Luis Torgo, interviewed on Data Mining Research, has recently published a book on data mining entitled “Data Mining with R, Learning with Case Studies”.
Luis Torgo, interviewed on Data Mining Research, has recently published a book on data mining entitled “Data Mining with R, Learning with Case Studies”. The book starts with an Introduction to R. Nicely written, it explains concepts that are needed to use this programming language for data mining. The book is then divided in four case studies. Each case study introduces data mining concepts that are illustrated using R.
First, pre-processing and data visualization are introduced through the prediction of algae blooms. Second, come the modelling and time ordering with the stock market application. Then, outlier detection and clustering are presented through fraud detection. Finally, feature selection and cross-validation are introduced through the classification of microarray samples. There is no introduction to data mining, but it’s not a problem since concepts are explained through the different case studies.
Theoretical concepts are always linked to examples. This is the case for most of the data mining books. Luis goes a step further by linking each application to the corresponding code in R. It is thus easy to both understand a concept as well as implementing it with R. This is certainly one of the best book for a direct implementation of data mining algorithms. Another good point of the book is that for most of the problems there are different ways to solve them.

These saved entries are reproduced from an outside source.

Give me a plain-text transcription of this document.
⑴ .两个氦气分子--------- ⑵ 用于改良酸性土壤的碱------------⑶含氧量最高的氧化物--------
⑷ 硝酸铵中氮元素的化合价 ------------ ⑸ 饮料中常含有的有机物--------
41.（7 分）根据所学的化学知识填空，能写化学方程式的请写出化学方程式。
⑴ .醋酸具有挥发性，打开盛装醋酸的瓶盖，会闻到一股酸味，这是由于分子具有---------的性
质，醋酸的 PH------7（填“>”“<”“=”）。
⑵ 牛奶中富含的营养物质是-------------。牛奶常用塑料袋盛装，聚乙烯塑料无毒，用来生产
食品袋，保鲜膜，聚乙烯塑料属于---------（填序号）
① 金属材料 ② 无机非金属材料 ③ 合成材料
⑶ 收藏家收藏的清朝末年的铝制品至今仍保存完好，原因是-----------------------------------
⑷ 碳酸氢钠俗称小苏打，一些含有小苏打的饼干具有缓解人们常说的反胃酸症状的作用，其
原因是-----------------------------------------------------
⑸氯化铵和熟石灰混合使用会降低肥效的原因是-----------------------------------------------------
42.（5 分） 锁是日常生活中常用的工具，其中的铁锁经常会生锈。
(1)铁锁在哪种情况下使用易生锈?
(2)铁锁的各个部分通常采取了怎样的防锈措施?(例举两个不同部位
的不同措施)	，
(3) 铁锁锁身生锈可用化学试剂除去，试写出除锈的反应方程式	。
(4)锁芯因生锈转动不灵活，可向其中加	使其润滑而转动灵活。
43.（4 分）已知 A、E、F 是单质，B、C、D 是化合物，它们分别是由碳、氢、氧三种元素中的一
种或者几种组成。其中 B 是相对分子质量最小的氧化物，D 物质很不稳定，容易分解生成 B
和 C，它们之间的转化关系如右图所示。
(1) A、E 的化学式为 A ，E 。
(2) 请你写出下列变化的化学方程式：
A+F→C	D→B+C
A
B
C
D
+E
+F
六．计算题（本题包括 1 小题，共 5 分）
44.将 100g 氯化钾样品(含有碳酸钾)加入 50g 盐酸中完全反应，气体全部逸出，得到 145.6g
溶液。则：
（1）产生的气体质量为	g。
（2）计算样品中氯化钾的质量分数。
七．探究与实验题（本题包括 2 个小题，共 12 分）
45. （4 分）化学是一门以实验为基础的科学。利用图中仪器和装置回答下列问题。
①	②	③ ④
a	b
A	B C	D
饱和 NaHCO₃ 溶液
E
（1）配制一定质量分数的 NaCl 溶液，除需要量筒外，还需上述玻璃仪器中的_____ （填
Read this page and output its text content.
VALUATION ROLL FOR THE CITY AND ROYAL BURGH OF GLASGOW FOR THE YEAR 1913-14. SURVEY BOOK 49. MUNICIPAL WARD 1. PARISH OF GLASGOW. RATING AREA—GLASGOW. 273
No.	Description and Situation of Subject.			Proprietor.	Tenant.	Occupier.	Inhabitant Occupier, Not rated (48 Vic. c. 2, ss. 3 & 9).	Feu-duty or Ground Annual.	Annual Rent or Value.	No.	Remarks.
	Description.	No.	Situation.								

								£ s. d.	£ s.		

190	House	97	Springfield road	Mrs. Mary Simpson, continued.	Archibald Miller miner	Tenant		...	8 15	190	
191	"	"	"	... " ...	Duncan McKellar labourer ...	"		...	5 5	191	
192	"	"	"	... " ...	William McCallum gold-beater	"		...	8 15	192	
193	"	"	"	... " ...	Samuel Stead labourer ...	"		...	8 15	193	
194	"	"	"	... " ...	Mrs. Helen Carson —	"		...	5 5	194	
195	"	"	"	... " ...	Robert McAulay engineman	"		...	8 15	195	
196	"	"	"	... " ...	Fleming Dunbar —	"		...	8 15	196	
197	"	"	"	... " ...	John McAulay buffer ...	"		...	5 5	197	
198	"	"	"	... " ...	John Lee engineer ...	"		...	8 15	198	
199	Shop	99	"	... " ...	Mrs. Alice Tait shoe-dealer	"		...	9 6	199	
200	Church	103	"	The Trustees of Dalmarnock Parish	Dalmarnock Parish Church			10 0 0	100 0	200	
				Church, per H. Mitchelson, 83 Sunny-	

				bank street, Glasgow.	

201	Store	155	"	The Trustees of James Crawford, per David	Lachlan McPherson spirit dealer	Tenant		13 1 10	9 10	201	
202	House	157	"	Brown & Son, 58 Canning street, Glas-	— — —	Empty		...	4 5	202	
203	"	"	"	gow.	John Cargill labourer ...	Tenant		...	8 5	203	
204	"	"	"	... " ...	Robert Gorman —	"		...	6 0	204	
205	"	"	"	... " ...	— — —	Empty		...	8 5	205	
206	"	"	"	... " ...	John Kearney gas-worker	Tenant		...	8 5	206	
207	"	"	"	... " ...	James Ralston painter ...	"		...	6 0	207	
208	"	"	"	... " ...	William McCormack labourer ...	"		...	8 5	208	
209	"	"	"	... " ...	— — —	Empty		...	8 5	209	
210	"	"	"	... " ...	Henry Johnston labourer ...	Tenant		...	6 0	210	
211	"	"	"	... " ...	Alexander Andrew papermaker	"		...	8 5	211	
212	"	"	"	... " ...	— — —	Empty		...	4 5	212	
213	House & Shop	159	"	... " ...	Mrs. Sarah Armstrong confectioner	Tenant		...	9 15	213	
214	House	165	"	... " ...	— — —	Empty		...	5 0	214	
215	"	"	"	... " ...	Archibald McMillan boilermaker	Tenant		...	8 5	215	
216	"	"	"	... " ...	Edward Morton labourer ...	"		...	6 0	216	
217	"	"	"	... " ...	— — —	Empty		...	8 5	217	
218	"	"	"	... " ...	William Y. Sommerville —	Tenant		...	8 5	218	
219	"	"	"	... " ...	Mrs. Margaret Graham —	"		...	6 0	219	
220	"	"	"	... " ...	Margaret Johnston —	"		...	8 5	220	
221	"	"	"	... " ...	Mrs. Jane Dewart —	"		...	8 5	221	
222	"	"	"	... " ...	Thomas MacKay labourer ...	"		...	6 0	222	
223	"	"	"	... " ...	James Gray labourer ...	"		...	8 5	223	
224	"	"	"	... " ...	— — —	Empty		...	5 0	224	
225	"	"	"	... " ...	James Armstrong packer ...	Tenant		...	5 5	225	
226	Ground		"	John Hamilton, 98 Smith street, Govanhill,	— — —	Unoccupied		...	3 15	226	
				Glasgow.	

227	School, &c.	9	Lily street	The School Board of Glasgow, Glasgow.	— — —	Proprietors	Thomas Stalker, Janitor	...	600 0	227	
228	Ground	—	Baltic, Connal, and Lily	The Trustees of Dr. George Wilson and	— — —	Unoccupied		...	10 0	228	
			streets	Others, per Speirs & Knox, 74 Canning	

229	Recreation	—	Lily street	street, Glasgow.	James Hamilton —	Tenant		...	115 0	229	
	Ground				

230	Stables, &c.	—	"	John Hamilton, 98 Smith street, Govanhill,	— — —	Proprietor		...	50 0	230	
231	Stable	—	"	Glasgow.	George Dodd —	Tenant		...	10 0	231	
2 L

I have one remark regarding the stock market prediction chapter. I have already discussed this issue when I was working in finance. The author states that the percentage of profitable trades should be above 50% to have a successful trading strategy. This is not always the case. Imagine a system where each winning trade brings $2 while loosing trades costs $1. Since you can earn more money with winning trades than what you loose with loosing trades, you can thus still have a successful trading strategy with 48% of winning trades, for example.
As a conclusion, this is an invaluable resource for data miners, R programmers as well as people involved in fields such as fraud detection and stock market prediction. If you’re serious about data mining and want to learn from experiences in the field, don’t hesitate!